Aquelas tripas brancas salgas como o mar morto não estão no meu pescoço mas me sufocam. Um cheiro de órgão, uma náusea, um afogamento. Deve ser a fome. Lâminas, gumes, corte preciso. A serra serra sem dó um membro amputado fora do corpo. E dói como cócegas em pé alheio. Suar no rosto é entender como é ter um rosto. Sob esta tenda, a primavera arde. Sim, é primavera. Cajus e abacaxis perfumados seduzem quem passa, enquanto o tempo absorve o presente. 

Da barbearia dá para ver todo movimento da feira. O barbeiro ignora o caos, olha para o nada, em operação delicada corta com tesoura enorme pelos do nariz. Sequer olha-se nos espelhos sujos. Pombos gordos de peito quente bicam a sarjeta, famintos. Mal sabem que ali perto alguns frangos estão mortos e frios e roxos, puro arcabouço de intimidade violada. 

O brilho de joias falsas sob este sol é tão verdadeiro! Tão perfeita e verdadeira a falsa beleza daqueles manequins prateados, descartáveis como um universo sucede outro. 

Ainda tomado por um estremecimento, um menino olha com paixão um pequeno cavalo laranja de plástico que galopa em torno de si. Seu viver agora é aquele cavalo. O grande da vida está perto e cresce. Ele tem uma certeza de anjo pesado na terra – quer o cavalo. Talvez fosse aquele dia, talvez fosse aquele sol, mas sua mãe estava apressada e não iria comprar o cavalo. 

- Mãe, eu quero!, chora o menino. 

- Pare de chorar!
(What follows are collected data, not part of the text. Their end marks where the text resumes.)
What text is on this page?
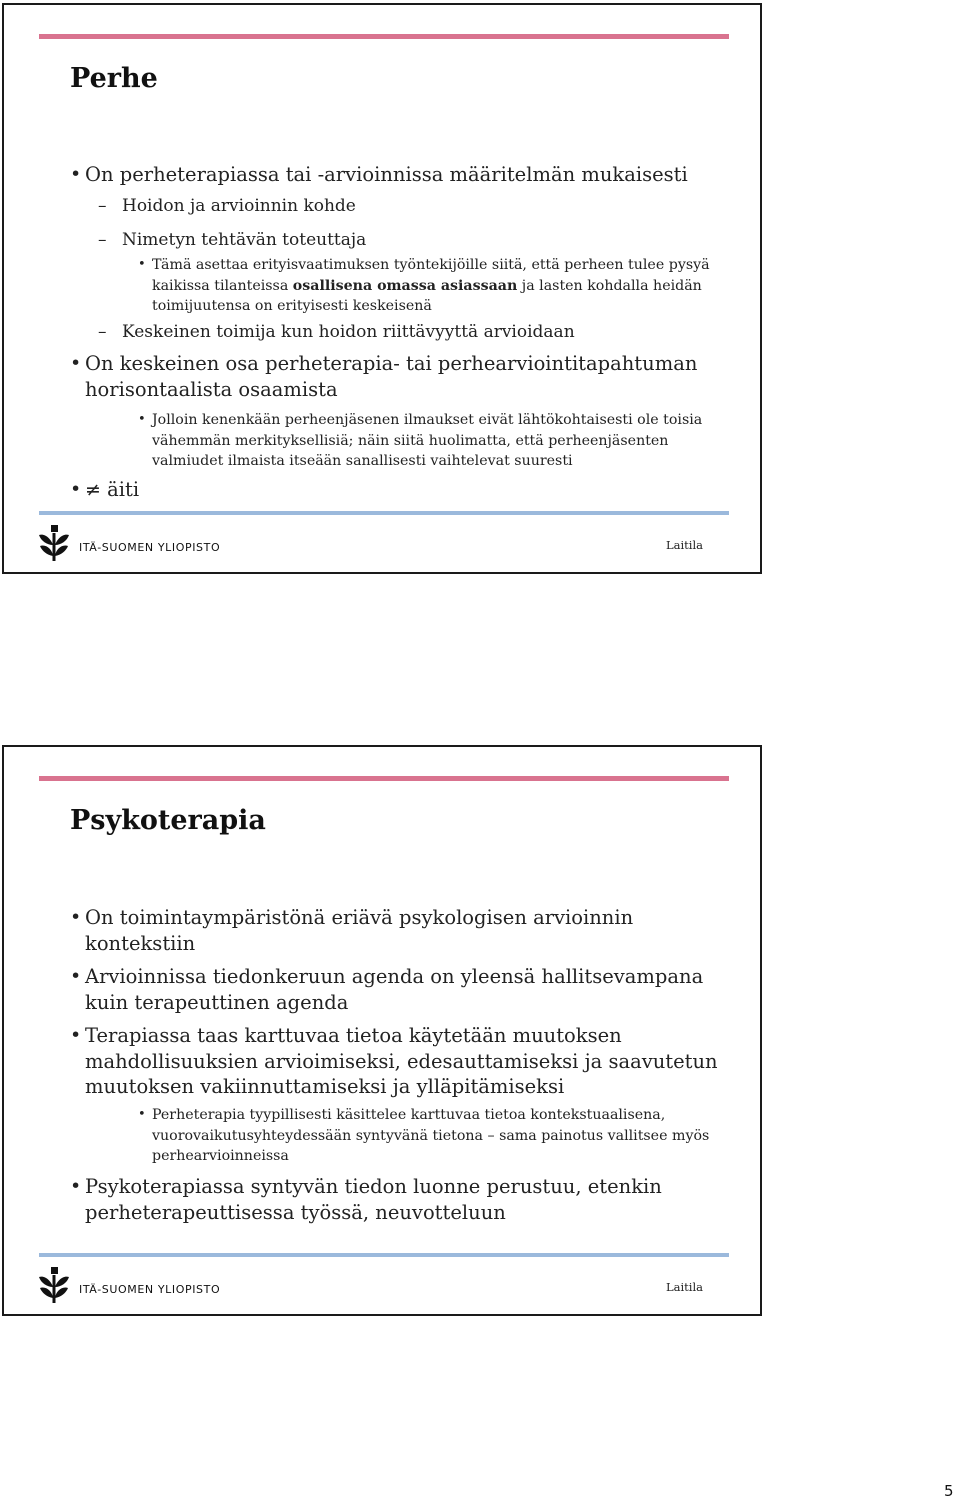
Perhe
• On perheterapiassa tai -arvioinnissa määritelmän mukaisesti
– Hoidon ja arvioinnin kohde
– Nimetyn tehtävän toteuttaja
• Tämä asettaa erityisvaatimuksen työntekijöille siitä, että perheen tulee pysyä kaikissa tilanteissa osallisena omassa asiassaan ja lasten kohdalla heidän toimijuutensa on erityisesti keskeisenä
– Keskeinen toimija kun hoidon riittävyyttä arvioidaan
• On keskeinen osa perheterapia- tai perhearviointitapahtuman horisontaalista osaamista
• Jolloin kenenkään perheenjäsenen ilmaukset eivät lähtökohtaisesti ole toisia vähemmän merkityksellisiä; näin siitä huolimatta, että perheenjäsenten valmiudet ilmaista itseään sanallisesti vaihtelevat suuresti
• ≠ äiti
ITÄ-SUOMEN YLIOPISTO	Laitila
Psykoterapia
• On toimintaympäristönä eriävä psykologisen arvioinnin kontekstiin
• Arvioinnissa tiedonkeruun agenda on yleensä hallitsevampana kuin terapeuttinen agenda
• Terapiassa taas karttuvaa tietoa käytetään muutoksen mahdollisuuksien arvioimiseksi, edesauttamiseksi ja saavutetun muutoksen vakiinnuttamiseksi ja ylläpitämiseksi
• Perheterapia tyypillisesti käsittelee karttuvaa tietoa kontekstuaalisena, vuorovaikutusyhteydessään syntyvänä tietona – sama painotus vallitsee myös perhearvioinneissa
• Psykoterapiassa syntyvän tiedon luonne perustuu, etenkin perheterapeuttisessa työssä, neuvotteluun
ITÄ-SUOMEN YLIOPISTO	Laitila
5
Ou ninguém vai gostar mais de você, nem eu mesma! 

- Não, mamãaaae!, ele exclama. 

Mas sua mãe estava apressada, e o menino ficou em estilhaços. 

Na Praça do Relógio, o tempo de multiplica com esplendor, se esconde na finura da areia de uma ampulheta. Tudo nela ocorre ao mesmo tempo: arte, comércio, prostituição. Homens velhos palitam os dentes mesmo sem ter comigo. Riem da vida e absorvem todo o frescor que uma alegria pode proporcionar. Alguns vendem relógios dourados, e isso é tão importante. Aqueles senhores conversam e vendem relógios na Praça, um prazer glorioso. 

Tomado de religiosa paz, um senhor ouve seu radinho de pilha e compartilha seu êxtase com os amigos. 

- Isso que é música!, diz seu coração. 

Alguém diz que o céu é imperfeito, e um morador de rua guarda sua flauta verde na bolsa. 

Encontrei um pequeno buraco negro, é onde a paz começa. No escuro da morte, o que cresce não se vê. Morrer é o fim ou é o início? Quero a eternidade destas flores de plástico, ah como quero. No cemitério às 2h da tarde o granito é quente. Rosinha Palatnik, oh moça judia, te deixaram rosas escoradas com uma pedra sobre tua lápide e velas para iluminar teu caminho para a eternidade. Espero que nesse eterno frio teu coração esteja quente. 

Este silêncio, esta sede... só o sol grita. Será que estou aqui? Sei que escrevo. Portanto, existo. Ainda bem. Escrevi algo sobre o Alecrim e sem aviso acabei me escrevendo.